The rising cost of a gallon of gas topped $4 statewide on Sunday, making gasoline pricier than milk and forcing New Yorkers to start changing their routines.
"I used to drive everywhere - now just on the weekends and special occasions, " said Roger Levoille, 41, who used to drive his kids to school in Bushwick, Brooklyn.
"I can spend $80 easily on gas a week. That's a lot of money I don't have," he said. "Now I pay one of those minibuses to take my children to school - just $8 a week. I don't want to even touch my car these days."
New York became the sixth state to average $4 a gallon, joining Alaska, California, Connecticut, Hawaii and Illinois, according to AAA.
The national average, which has been rising sharply for a month, now stands at $3.83 a gallon. The average price in the city was $4.08, according to GasBuddy.com, with a top of $4.66 at the Mobil station on 10th Ave. in the Meatpacking District.

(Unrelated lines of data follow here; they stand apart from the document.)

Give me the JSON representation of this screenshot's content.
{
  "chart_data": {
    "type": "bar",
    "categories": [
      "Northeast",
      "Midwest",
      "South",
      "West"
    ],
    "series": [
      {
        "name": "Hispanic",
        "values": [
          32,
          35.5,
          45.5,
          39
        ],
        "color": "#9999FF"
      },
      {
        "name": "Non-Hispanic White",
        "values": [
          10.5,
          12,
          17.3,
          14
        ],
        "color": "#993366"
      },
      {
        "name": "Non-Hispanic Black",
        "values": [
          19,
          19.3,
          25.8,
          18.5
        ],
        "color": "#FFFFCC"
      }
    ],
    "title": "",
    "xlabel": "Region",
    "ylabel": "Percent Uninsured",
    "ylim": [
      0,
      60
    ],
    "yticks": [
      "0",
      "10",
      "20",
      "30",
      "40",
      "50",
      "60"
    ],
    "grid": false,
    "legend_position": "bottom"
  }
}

Milk cost $3.64 per gallon in city supermarkets when the state last did a survey in December.
At the Mobil station on W. 30th St. in Manhattan, Kevin Williams of Brooklyn cringed next to his 2005 Mercedes-Benz as he watched the pump tick past $80.
"I like my car, but I'm thinking it's not worth it. I'm going to sell it," said Williams, 30. "I either have a car or I go out. You can't do both."
Alberto Ramirez, 18, a St. John's University freshman from Queens, put a scant few gallons of $4.29-a-gallon gas into his Honda Accord, which was on empty.
He said he got "just enough to get home" and thought he'd have to start taking the train.
Greyhound driver Keith Spriggs of Baltimore spent $499.73 to fill his bus.
"I got two cars at home, and I went out and bought a moped," he said, adding that $10 worth of gas lasts him several days now.
Several motorists in Manhattan said they travel to New Jersey, Brooklyn or Queens to get better deals.
And elsewhere, others are just doing without.
"I'm trying to drive a lot less," said Hava Hubi, 31, a warehouse manager from Little Falls, N.J., who said she now car-pools to New York and takes public transport when she can.
Karen Morris, 42, who was filling up at a BP station in Clinton Hill, Brooklyn, said she buys just $5 to $10 worth of gas at a time, to minimize the pain in her pocket.
"It's ridiculous," she said. "You see gas prices going up; you just don't see them go down. It's hard."
The record high in the city, set just before the financial crash sent demand plummeting, was an average of $4.39 in July 2008.
Based on continued turmoil in the Middle East and an increasingly ravenous appetite from India and China for oil, experts predict 2008 prices will soon look quaint.